German Published, Non-Prosecuted Application DE-OS 25 52 955 discloses an open-end spinning apparatus that has both a spinning rotor and a spinning insert supported rotatably inside the spinning rotor. The spinning rotor has a rotor shaft, constructed as a hollow shaft, that revolves on a support plate bearing. Inside the hollow shaft, a drive and bearing shaft of the spinning insert is supported in roller bearings.
The drive of the spinning rotor and the spinning insert is effected through a common tangential belt. In order to obtain the required differences in rotary speed between the spinning rotor and spinning insert in such rotor spinning apparatuses, drive wharves of the two shafts are dimensioned differently.
Open-end rotor spinning apparatuses conceived in that way have not proven themselves in practice.

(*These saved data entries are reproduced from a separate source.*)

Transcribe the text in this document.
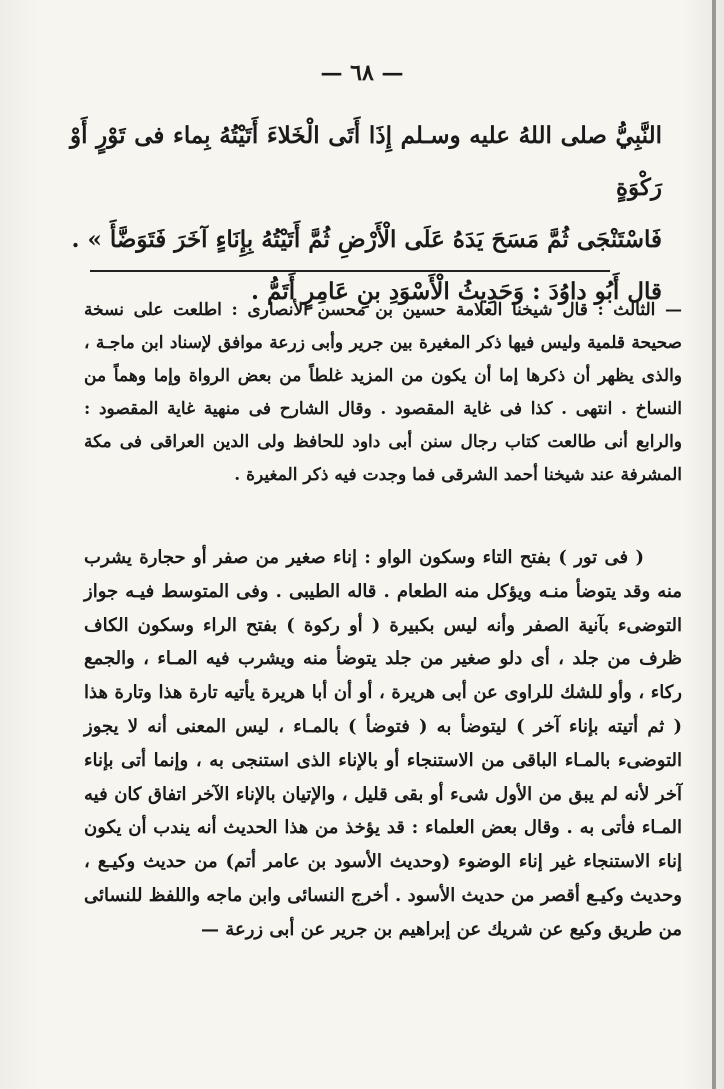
— ٦٨ —

النَّبِيُّ صلى اللهُ عليه وسـلم إِذَا أَتَى الْخَلاءَ أَتَيْتُهُ بِماء فى تَوْرٍ أَوْ رَكْوَةٍ

فَاسْتَنْجَى ثُمَّ مَسَحَ يَدَهُ عَلَى الْأَرْضِ ثُمَّ أَتَيْتُهُ بِإِنَاءٍ آخَرَ فَتَوَضَّأَ » .

قال أَبُو داوُدَ : وَحَدِيثُ الْأَسْوَدِ بنِ عَامِرٍ أَتَمُّ .

— الثالث : قال شيخنا العلامة حسين بن محسن الأنصارى : اطلعت على نسخة صحيحة قلمية وليس فيها ذكر المغيرة بين جرير وأبى زرعة موافق لإسناد ابن ماجـة ، والذى يظهر أن ذكرها إما أن يكون من المزيد غلطاً من بعض الرواة وإما وهماً من النساخ . انتهى . كذا فى غاية المقصود . وقال الشارح فى منهية غاية المقصود : والرابع أنى طالعت كتاب رجال سنن أبى داود للحافظ ولى الدين العراقى فى مكة المشرفة عند شيخنا أحمد الشرقى فما وجدت فيه ذكر المغيرة .

( فى تور ) بفتح التاء وسكون الواو : إناء صغير من صفر أو حجارة يشرب منه وقد يتوضأ منـه ويؤكل منه الطعام . قاله الطيبى . وفى المتوسط فيـه جواز التوضىء بآنية الصفر وأنه ليس بكبيرة ( أو ركوة ) بفتح الراء وسكون الكاف ظرف من جلد ، أى دلو صغير من جلد يتوضأ منه ويشرب فيه المـاء ، والجمع ركاء ، وأو للشك للراوى عن أبى هريرة ، أو أن أبا هريرة يأتيه تارة هذا وتارة هذا ( ثم أتيته بإناء آخر ) ليتوضأ به ( فتوضأ ) بالمـاء ، ليس المعنى أنه لا يجوز التوضىء بالمـاء الباقى من الاستنجاء أو بالإناء الذى استنجى به ، وإنما أتى بإناء آخر لأنه لم يبق من الأول شىء أو بقى قليل ، والإتيان بالإناء الآخر اتفاق كان فيه المـاء فأتى به . وقال بعض العلماء : قد يؤخذ من هذا الحديث أنه يندب أن يكون إناء الاستنجاء غير إناء الوضوء (وحديث الأسود بن عامر أتم) من حديث وكيـع ، وحديث وكيـع أقصر من حديث الأسود . أخرج النسائى وابن ماجه واللفظ للنسائى من طريق وكيع عن شريك عن إبراهيم بن جرير عن أبى زرعة —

A further development of the above-mentioned open-end rotor spinning apparatus is the subject of German Published, Non-Prosecuted Application DE 42 25 087 A1. In that known spinning apparatus as well, the spinning rotor with its rotor shaft constructed as a hollow shaft rests on a support disk bearing. Moreover, as described above, roller bearings are disposed inside the hollow shaft and receive the bearing shaft of a spinning insert. The bearing shaft of the spinning insert protrudes beyond the hollow shaft of the spinning rotor in the rear region and is supported through an axial bearing. The drive of the spinning rotor and of the spinning insert are each effected through a separate tangential belt. Since the circumferential speed of the spinning insert must be higher relative to the circumferential speed of the rotor groove by the amount of the yarn draw-off speed, it proves to be very complicated and expensive to control that kind of double drive, in which the speed ratios also change depending on the draw-off speed of the yarn.
It has also already been proposed (in German Published, Non-Prosecuted Application DE 33 02 676 A1) that a spinning insert rotatably supported in the spinning rotor be driven directly by the yarn. Despite the high rotor rpm, that is possible because the relative speed between the spinning rotor and the spinning insert is relatively low. However, in such an apparatus, problems arise in piecing.
Since the bearing of the spinning insert in the rotor must be constructed to run quite smoothly, so as not to put excess strain on the yarn as it entrains the spinning insert, the spinning insert remains far behind upon acceleration of the rotor and must be accelerated by the newly pieced yarn. In that process the yarn is often overloaded, and therefore the piecer fails.